How can I find if a function reaches its maximum values?
For example, for the function $f: (-1, 1) \to \mathbb R, f(x) = \ln\frac{1-x}{1+x}$
To reach its maximum values, there should be an $x_0\in (-1, 1)$ so that $f(x_0) = \inf A = -1$ and an $x_1 \in (-1, 1)$ so that $f(x_1) = \sup A = 1$.
And for the function $ f : [0, 1]\to \mathbb R$, $f(x) = x$ if $x ∈ (0,1] $ and $ f(x) = \frac{1}{2} $ if $ x = 0$
To reach its maximum values, there should be an $x_0 \in [0, 1] $ so that $f(x_0) = \inf A = 0 $ and an $x_1 \in [0,1]$ so that $f(x_1) = \sup A = 1$.

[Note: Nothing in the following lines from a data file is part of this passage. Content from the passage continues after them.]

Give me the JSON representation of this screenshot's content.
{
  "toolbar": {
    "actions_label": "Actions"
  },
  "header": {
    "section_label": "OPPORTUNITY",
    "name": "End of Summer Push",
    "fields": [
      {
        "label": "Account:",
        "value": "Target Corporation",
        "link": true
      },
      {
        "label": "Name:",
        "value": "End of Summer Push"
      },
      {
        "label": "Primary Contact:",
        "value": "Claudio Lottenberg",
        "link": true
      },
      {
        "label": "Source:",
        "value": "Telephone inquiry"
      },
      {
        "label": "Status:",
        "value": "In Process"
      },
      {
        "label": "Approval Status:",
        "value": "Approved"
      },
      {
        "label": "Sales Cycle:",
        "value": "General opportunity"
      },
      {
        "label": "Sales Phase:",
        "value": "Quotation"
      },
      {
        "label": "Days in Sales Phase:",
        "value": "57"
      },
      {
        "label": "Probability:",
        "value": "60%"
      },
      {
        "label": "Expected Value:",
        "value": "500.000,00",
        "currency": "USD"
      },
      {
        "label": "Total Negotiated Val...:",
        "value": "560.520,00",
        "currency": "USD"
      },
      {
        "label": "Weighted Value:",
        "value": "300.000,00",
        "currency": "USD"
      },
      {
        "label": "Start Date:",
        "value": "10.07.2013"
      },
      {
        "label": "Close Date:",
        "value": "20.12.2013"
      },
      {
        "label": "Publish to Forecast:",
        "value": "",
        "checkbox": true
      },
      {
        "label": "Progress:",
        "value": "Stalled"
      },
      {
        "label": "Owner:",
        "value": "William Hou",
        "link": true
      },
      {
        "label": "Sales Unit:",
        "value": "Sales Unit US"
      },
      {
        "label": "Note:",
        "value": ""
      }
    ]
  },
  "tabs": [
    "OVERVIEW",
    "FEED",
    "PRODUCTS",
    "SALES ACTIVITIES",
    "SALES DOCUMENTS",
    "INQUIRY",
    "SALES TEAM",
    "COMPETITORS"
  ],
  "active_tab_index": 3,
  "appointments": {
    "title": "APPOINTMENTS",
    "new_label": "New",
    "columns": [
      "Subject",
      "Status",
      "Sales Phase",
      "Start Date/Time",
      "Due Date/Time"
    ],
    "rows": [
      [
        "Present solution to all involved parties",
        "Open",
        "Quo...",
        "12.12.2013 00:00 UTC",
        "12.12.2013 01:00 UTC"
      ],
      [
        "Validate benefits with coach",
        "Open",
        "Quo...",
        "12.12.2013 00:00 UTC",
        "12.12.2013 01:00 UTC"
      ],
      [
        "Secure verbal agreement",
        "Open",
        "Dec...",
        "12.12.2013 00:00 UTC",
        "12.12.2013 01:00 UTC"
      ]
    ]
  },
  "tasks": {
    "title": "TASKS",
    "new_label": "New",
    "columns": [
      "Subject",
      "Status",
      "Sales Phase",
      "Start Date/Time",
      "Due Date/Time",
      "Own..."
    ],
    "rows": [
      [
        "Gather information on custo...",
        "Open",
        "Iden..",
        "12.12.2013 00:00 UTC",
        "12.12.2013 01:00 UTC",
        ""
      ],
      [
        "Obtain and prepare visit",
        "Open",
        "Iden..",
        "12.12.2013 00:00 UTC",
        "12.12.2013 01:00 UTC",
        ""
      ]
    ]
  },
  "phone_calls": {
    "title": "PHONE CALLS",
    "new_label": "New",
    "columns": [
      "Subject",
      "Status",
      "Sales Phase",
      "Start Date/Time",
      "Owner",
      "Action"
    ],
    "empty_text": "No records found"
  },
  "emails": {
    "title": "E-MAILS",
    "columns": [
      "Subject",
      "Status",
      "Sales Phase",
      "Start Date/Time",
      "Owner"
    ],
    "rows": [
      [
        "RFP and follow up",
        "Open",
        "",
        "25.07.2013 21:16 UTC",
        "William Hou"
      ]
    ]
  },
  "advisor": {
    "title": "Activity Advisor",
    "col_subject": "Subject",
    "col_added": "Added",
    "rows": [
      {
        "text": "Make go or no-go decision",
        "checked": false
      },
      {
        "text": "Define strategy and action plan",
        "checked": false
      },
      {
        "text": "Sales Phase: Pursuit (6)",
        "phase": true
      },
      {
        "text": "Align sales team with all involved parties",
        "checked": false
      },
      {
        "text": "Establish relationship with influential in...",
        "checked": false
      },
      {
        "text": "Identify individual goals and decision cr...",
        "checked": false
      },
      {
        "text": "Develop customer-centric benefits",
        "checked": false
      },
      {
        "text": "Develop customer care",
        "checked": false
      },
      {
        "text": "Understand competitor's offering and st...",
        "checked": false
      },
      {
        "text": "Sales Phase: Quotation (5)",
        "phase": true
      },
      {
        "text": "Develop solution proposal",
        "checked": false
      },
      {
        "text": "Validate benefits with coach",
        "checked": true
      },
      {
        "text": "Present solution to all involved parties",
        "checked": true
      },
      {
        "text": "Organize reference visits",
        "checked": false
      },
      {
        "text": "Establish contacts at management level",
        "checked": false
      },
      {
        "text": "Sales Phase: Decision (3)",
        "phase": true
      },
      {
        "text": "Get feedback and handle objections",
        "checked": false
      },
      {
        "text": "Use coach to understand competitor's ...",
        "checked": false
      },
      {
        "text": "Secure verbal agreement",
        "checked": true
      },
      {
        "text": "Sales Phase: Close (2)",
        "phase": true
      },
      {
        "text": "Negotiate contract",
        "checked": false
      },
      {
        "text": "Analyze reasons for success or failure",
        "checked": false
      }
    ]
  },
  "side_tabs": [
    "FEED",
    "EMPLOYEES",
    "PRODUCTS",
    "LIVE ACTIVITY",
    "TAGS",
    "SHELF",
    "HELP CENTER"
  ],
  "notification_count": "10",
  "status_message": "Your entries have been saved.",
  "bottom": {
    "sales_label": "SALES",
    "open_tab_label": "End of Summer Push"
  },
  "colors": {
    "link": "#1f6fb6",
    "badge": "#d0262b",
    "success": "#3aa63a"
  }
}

I thought about proving that the first function is continuous, but I can't do the same thing for the second function.
For the first one : $$f(x)= \ln\left(\frac{1-x}{1+x} \right) = \ln \left(\frac{2}{x+1}-1\right)$$
so $f$ is strictly decreasing. Because its domain is the open interval $(-1,1)$, then $f$ cannot attain its bounds (neither its $\sup$, nor its $\inf$).
For the second one, you can see that for all $x \in [0,1]$, $f(x) \leq 1$, and $f(1)=1$, so $f$ attains its $\sup$. But $f$ does not attains its $\inf$ : indeed, $f(x) \geq 0$ for all $x$, and $\lim_{x \rightarrow 0 \\ x > 0} f(x) = 0$, so $\inf f = 0$, but $0$ is not in the image of $f$.